ServiceNow Inc. (NYSE: NOW) の株価は、競合他社による新しいAIモデルの導入がソフトウェアセクターに冷や水を浴びせ、第1四半期の決算が予想を上回ったにもかかわらず成長指標の減速に対する投資家の懸念が強まったことで、4月に16%下落しました。
「広範なマクロ経済環境の影響はありましたが、ファンダメンタルズを根本から変えるようなものではありません」とバークレイズのアナリスト、ライモ・レンショウ氏は述べ、同社株の「オーバーウェイト」評価を継続しました。レンショウ氏は、顧客のIT環境内での深い統合により、ServiceNowが依然として最も強力な立場にあるソフトウェア企業の1つであると指摘しました。
ワークフロー自動化の大手である同社は、第1四半期のサブスクリプション収益が前年同期比22%増の36.71億ドル、総収益が37.7億ドルであったと報告しました。しかし、将来の売上の主要指標である現在の履行義務残高(cRPO)の伸びが、前四半期の25%から21%に減速したことが、株価のネガティブな反応の主な要因となりました。
通期について、ServiceNowはサブスクリプション収益のガイダンスを157.35億ドルから157.75億ドルの範囲に引き上げ、22%から22.5%の成長を見込んでいます。更新された予測には、最近買収したサイバーセキュリティ企業Armisによる125ベーシスポイントの寄与が含まれています。
収益と1株当たり利益でアナリスト予想を上回ったものの、投資家は将来の指標の減速に注目しました。cRPOの21%増(124.5億ドル)は、2025年第4四半期に見られた25%増から顕著な減速となりました。履行義務残高全体も減速し、前四半期の26.5%増に対し、23.5%増の273億ドルにとどまりました。
経営陣は、向かい風の一部として、中東での大型案件の成約遅延による75ベーシスポイントのマイナス影響を挙げました。同社は通期の収益予測を引き上げたものの、市場は基調的なオーガニックな成長が以前ほど堅牢ではないと解釈しました。特に、SaaS企業にとってトップラインの勢い衰退の兆候が厳しく罰せられる市場環境において、その傾向が顕著でした。
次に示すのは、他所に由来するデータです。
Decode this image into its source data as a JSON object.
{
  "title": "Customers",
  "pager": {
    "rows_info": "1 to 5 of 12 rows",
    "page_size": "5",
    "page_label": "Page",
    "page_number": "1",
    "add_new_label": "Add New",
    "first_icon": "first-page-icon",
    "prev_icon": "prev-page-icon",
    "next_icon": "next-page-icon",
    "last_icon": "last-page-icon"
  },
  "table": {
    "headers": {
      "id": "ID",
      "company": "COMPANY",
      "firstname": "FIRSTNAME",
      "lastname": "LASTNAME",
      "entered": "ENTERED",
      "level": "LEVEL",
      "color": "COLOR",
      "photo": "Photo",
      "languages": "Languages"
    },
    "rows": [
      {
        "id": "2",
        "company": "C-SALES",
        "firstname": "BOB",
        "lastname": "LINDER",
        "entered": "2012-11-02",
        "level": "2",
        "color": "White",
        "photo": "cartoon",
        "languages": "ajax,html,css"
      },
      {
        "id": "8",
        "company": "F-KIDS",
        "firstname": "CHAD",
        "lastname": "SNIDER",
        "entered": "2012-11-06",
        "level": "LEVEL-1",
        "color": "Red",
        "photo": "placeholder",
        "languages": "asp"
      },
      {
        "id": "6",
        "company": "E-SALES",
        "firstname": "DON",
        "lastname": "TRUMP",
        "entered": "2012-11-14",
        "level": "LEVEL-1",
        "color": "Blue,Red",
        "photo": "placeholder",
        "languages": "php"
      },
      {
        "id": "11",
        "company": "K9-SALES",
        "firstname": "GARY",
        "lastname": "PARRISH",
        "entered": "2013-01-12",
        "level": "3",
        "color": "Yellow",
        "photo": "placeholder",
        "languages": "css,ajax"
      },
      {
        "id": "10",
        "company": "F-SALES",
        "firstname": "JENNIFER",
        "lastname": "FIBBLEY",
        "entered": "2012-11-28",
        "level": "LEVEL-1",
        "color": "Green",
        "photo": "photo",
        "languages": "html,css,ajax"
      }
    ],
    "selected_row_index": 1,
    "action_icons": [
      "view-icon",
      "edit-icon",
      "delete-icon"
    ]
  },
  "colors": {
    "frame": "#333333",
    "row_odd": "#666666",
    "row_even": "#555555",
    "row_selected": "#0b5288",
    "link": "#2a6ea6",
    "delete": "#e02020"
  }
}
4月の売りは、当初Anthropicの「Mythos AI」の発表によって引き起こされ、エンタープライズソフトウェア市場を破壊する可能性のある強力な新競合への懸念が生じました。ウォール街では、高度なAIがタスクを独立して実行できるようになれば、ServiceNowのような構造化されたワークフロープラットフォームの必要性が低下するのではないかという懸念が広がっています。
しかし、ServiceNowは独自の強力なAIストーリーを構築しています。同社は、年間契約額(ACV)が100万ドルを超える「Now Assist AI」製品の顧客数が前年比で130%以上増加したと報告しました。同社は、850億件もの顧客固有のワークフローの蓄積が膨大なデータ優位性をもたらし、競合他社が容易に模倣できない方法でAIサービスを調整できると主張しています。その例として、クライアントの内部ポリシーやデータを使用してAIエージェントの意思決定を支援する新しい「Context Engine」が挙げられます。
この記事は情報提供のみを目的としており、投資アドバイスを構成するものではありません。